事業概要
E30130は、企業のトランスフォーメーション(変革)を支援するコンサルティング事業を主軸としています。パーパスとして「Create a Beautiful Tomorrow Together」を掲げ、信頼、互酬性の規範、絆を軸とした社会関係資本の構築を通じて、誰もが快適に暮らし、活躍し、希望を持って生きられる社会の実現を目指しています。ミッションは「企業のトランスフォーメーションを推進し、クライアント、パートナーと共にSDGsの達成に貢献する」ことです。

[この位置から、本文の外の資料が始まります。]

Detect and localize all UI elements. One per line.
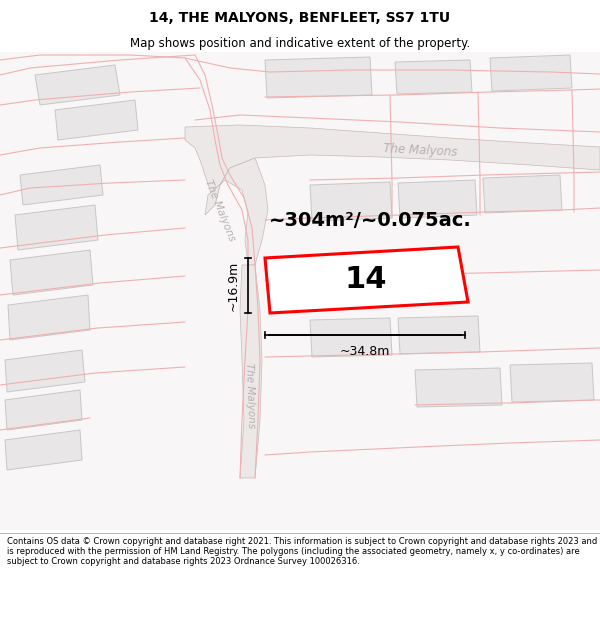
Text: ~304m²/~0.075ac.: ~304m²/~0.075ac. [269, 211, 472, 229]
Polygon shape [240, 265, 262, 478]
Polygon shape [310, 318, 392, 357]
Polygon shape [265, 57, 372, 98]
Polygon shape [398, 316, 480, 354]
Polygon shape [510, 363, 594, 402]
Polygon shape [310, 182, 392, 221]
Polygon shape [483, 175, 562, 213]
Polygon shape [185, 125, 600, 205]
Polygon shape [415, 368, 502, 407]
Text: Contains OS data © Crown copyright and database right 2021. This information is : Contains OS data © Crown copyright and d… [7, 537, 598, 566]
Polygon shape [10, 250, 93, 295]
Text: The Malyons: The Malyons [244, 362, 256, 428]
Polygon shape [5, 390, 82, 430]
Text: Map shows position and indicative extent of the property.: Map shows position and indicative extent… [130, 38, 470, 51]
Polygon shape [395, 60, 472, 94]
Text: The Malyons: The Malyons [383, 142, 457, 158]
Text: 14, THE MALYONS, BENFLEET, SS7 1TU: 14, THE MALYONS, BENFLEET, SS7 1TU [149, 11, 451, 26]
Text: ~34.8m: ~34.8m [340, 345, 390, 358]
Polygon shape [20, 165, 103, 205]
Polygon shape [35, 65, 120, 105]
Polygon shape [205, 158, 268, 265]
Polygon shape [398, 180, 477, 218]
Text: The Malyons: The Malyons [203, 178, 237, 242]
Text: ~16.9m: ~16.9m [227, 261, 240, 311]
Polygon shape [265, 247, 468, 313]
Polygon shape [5, 430, 82, 470]
Polygon shape [490, 55, 572, 91]
Text: 14: 14 [344, 266, 386, 294]
Polygon shape [5, 350, 85, 392]
Polygon shape [15, 205, 98, 250]
Polygon shape [8, 295, 90, 340]
Polygon shape [55, 100, 138, 140]
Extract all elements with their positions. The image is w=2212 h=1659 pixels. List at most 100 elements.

同社は、デジタル・トランスフォーメーション、サービス・トランスフォーメーション、マネジメント・トランスフォーメーションという「3つの変革」を企業の主要な課題と捉え、多様な能力を持つプロフェッショナル人材が、顧客の「シェルパ」として、事業戦略立案からビジネスモデル設計、基盤構築・導入までを一貫して支援します。社内外の多様なスキルやリソースを柔軟に組み合わせ(アグリゲーション)、エコシステムを構築することで、クライアント企業の価値最大化と、産業全体の変革、社会課題の解決を目指しています。2026年3月期は、コンサルティング事業に単一セグメントでの報告となりました。
直近決算ハイライト
2026年3月期の決算は、売上高が238億円となり、前期比で9.4%の減少となりました。これは、大型案件のサービスインに伴う外注費の減少などが影響したためです。しかし、売上原価が大幅に減少したことにより、売上総利益は増加に転じ、営業利益は61億円と、前期比7.6%増で過去最高を記録しました。経常利益も64億円と、前期比8.1%増となりました。一方、投資事業の停止や特定子会社の株式譲渡に伴う投資有価証券の評価損計上などにより、親会社株主に帰属する当期純利益は40億円となり、前期比で9.6%減少しました。ROEは27.8%を達成しており、2030年3月期には35%への引き上げを目指しています。配当性向目標も50%に設定され、株主還元にも注力する方針です。
強みと競争優位性
E30130の強みは、企業の変革を多角的に支援できる多様なプロフェッショナル人材と、それらを柔軟に組み合わせる「アグリゲーション」能力にあります。単なるコンサルティングに留まらず、顧客と共に成果を追求する「シェルパ」としての伴走スタイルは、顧客との強固なリレーションシップ構築に繋がります。また、生成AIをはじめとする先端技術をビジネスに応用する「アドバンストテクノロジーシェルパ」や、コンタクトセンターの刷新を支援する専門性など、時代のニーズに合わせた新しいサービス領域への取り組みも進めています。さらに、大規模案件である日本郵船株式会社のSAP S/4HANA® Cloud Public Edition導入支援における「プロジェクト・オブ・ザ・イヤー」受賞や、ソフトバンクグループとの協業開始など、著名企業との実績は、同社の技術力と信頼性の高さを裏付けています。これらの強みを活かし、企業間の連携や新事業創出を支援することで、競争優位性を確立しています。
リスク要因
同社が認識する主要なリスク要因としては、まずマクロ経済環境の変動が挙げられます。主要顧客が大企業中心であるため、国内外の景気後退は業績に影響を与える可能性があります。また、大規模災害や感染症といった不測の事態による事業継続リスク、保有する債券等の価格変動による市場リスクも存在します。顧客の機密情報や個人情報を取り扱うことから、情報管理リスクや、それに伴う信用低下、損害賠償発生のリスクも潜在しています。さらに、コンサルタントの確保・維持は、高度な専門性が事業の源泉であるため、採用・育成が計画通りに進まない場合や、優秀な人材の流出は業績に影響を及ぼす可能性があります。新しい技術の活用に伴う予期せぬ不具合や、外注先でのトラブル発生も、事業運営に支障をきたすリスクとして挙げられています。
投資テーマとの関連
E30130は、現代の主要な投資テーマである「デジタルトランスフォーメーション(DX)」や「AI活用」と深く関連しています。同社は「3つの変革」のうち、「デジタル・トランスフォーメーション」を重点分野としており、企業の生産性向上や業績向上に資するコンサルティングサービスを提供しています。特に、生成AIをはじめとする先端技術をビジネスに活用する「アドバンストテクノロジーシェルパ」としての役割は、AIブームの恩恵を直接的に受ける可能性があります。また、AIを活用したコンタクトセンター業務の生産性・品質向上に向けた協業開始は、AI技術の社会実装を推進する取り組みとして注目されます。企業が持続的な成長を遂げるために不可欠な変革を支援する同社の事業は、DXやAIといった長期的な成長が見込まれるテーマへの投資を検討する上で、魅力的な選択肢となり得ます。